Publisher: Simon & Schuster UK
Published: 14th January 2016
Pages: 250 Pages
Inspired by a true story, this is the fictional reimagining of ‘Able Seacat’ Simon’s adventures and heroics in dangerous wartime seas.
Simon is discovered in the Hong Kong docks in 1948 and smuggled on board the H.M.S Amethyst by a British sailor who takes pity on the malnourished kitten. The young cat quickly acclimates to his new water-borne home, establishing himself as the chief rat-catcher in residence while also winning the hearts of the entire crew.
Then the Amethyst is ordered to sail up the Yangtze to take over the guarding of the British Embassy, and tragedy strikes as the ship comes under fire from Communist guns. Many of the crew are killed and Simon is among those who are seriously wounded. Luckily, with the help of the ship’s doctor, the brave cat makes a full recovery and is soon spending time with the injured men in the sick bay, purring and keeping their spirits up. News of Simon’s heroism spreads and he becomes famous world-wide – but it is still a long journey back to England for both the crew and the plucky little cat known as ‘Able Seacat Simon’.

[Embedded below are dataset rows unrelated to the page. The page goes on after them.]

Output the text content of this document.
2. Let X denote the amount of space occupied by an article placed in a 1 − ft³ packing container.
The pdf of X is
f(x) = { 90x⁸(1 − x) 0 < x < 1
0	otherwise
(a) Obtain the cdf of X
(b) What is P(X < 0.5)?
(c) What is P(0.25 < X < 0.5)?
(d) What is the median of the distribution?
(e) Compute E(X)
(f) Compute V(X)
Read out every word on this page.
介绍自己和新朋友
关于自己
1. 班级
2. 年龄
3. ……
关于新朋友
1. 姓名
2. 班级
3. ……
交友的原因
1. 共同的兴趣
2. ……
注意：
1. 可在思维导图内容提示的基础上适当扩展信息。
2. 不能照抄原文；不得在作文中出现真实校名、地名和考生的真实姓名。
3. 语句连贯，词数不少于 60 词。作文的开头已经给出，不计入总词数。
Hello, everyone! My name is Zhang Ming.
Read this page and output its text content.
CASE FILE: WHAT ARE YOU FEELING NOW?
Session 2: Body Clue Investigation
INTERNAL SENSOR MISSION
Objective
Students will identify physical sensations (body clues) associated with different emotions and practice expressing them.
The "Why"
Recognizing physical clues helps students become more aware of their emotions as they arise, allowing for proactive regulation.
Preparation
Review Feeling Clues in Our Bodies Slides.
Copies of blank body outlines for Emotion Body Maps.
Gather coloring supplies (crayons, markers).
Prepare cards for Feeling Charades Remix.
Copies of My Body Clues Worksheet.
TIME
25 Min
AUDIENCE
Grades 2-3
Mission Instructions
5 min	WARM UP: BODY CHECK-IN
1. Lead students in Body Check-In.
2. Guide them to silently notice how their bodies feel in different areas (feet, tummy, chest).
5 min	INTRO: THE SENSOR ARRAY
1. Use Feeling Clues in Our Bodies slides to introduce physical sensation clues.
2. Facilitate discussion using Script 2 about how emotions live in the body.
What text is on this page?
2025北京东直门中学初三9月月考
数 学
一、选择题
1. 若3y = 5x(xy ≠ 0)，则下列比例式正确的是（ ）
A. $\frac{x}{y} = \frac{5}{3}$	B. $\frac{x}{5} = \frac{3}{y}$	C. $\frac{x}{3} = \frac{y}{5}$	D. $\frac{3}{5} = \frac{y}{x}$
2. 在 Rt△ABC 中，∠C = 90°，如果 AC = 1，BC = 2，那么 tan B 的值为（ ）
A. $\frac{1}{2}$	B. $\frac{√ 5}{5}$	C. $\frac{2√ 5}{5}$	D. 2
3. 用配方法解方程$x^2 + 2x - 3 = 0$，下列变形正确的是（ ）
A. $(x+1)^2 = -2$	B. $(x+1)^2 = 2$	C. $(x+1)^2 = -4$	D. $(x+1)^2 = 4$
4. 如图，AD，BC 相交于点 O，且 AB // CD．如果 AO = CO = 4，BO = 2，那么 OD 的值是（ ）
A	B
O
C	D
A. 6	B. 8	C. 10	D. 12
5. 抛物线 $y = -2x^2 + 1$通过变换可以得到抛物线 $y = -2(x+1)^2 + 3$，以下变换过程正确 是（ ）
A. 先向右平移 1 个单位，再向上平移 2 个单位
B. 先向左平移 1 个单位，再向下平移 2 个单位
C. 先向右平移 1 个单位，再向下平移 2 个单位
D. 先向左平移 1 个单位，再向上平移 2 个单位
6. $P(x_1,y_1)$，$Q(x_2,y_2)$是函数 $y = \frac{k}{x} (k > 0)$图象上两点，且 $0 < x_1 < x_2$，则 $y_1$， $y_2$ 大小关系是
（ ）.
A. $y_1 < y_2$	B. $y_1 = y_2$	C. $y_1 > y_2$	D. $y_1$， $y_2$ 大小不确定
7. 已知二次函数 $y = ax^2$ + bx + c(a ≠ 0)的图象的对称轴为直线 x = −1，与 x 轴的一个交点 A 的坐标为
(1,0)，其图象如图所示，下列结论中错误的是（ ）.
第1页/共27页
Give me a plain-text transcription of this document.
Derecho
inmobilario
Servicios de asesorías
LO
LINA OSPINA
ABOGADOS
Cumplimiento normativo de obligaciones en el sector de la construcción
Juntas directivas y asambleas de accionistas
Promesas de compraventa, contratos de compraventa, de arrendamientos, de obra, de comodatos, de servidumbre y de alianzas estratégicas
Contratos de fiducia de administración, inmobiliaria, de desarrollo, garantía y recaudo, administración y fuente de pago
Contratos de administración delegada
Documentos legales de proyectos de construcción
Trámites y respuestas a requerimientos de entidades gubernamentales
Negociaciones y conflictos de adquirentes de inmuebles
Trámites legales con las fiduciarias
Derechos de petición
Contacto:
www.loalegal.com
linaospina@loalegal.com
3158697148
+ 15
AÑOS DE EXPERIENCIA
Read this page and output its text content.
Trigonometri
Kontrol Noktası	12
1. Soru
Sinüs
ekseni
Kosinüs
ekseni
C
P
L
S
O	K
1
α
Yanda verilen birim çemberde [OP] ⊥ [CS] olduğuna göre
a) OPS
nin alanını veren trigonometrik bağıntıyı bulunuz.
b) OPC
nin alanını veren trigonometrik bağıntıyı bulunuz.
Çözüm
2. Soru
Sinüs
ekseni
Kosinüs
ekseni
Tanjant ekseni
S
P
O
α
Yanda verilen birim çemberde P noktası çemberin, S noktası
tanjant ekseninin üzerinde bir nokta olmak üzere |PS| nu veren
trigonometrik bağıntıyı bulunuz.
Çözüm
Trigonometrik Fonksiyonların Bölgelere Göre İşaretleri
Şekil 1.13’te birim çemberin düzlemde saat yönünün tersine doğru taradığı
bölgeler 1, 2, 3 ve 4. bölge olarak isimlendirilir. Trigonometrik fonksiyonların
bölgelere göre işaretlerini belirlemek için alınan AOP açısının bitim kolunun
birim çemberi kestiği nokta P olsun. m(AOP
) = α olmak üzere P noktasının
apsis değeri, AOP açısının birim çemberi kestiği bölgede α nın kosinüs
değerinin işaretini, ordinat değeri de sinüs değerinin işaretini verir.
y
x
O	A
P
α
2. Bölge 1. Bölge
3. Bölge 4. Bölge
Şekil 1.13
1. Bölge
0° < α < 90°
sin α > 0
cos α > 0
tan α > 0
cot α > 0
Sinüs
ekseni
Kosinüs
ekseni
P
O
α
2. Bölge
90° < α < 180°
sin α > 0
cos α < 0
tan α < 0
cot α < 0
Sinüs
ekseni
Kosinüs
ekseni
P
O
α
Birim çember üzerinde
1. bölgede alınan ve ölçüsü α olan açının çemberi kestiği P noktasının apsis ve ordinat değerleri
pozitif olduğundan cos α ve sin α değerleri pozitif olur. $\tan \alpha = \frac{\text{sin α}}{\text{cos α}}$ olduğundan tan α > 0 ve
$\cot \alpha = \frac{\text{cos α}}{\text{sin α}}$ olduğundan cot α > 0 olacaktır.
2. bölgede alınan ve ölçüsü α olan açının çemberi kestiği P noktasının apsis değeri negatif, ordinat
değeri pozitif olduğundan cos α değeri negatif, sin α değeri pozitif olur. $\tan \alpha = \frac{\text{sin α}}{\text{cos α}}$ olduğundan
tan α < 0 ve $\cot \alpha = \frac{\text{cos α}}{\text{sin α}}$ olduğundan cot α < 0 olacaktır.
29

I purchased Able Seacat Simon based on cover alone – a very bad mantra to follow, but I am a big fan of cats and thought ‘a story about a cat at sea can’t be bad’ and it wasn’t!
Simon is an orphaned cat from Hong Kong that finds himself on the Amethyst ship, he’s taken on board by a human, a species that Simon is very cautious about.
The story is told entirely through the words of Simon, which I absolutely loved. It’s very rare to read something that is told from the mind of an animal. They can’t communicate by words with humans, but I’m definitely sure they have think the same as we do, or just a little bit different.
There are two main learnings that I took out of the novel:
- the history and feelings of what it is like being on board a ship, and;
- Simon’s feelings regarding his Mother’s death and being injured.
It is evident that Simon loved his Mother and missed her greatly. You are given snippets of her mantra and sayings ‘The time when the humans are all going to sleep. The time when the moon is our friend’. I sometimes forgot that Simon was in fact a cat and just took it that he was a human, but with differences compared to the other sailors. The Ancient Egyptians don’t believe cats are intelligent for nothing!
Essentially, Able Seacat Simon was all about one cats journey of self discovery and rehabilitation after being injured. I fear my review may bring out the madness in me, but honestly, hearing about Simon and his adventures as a cat was brilliant!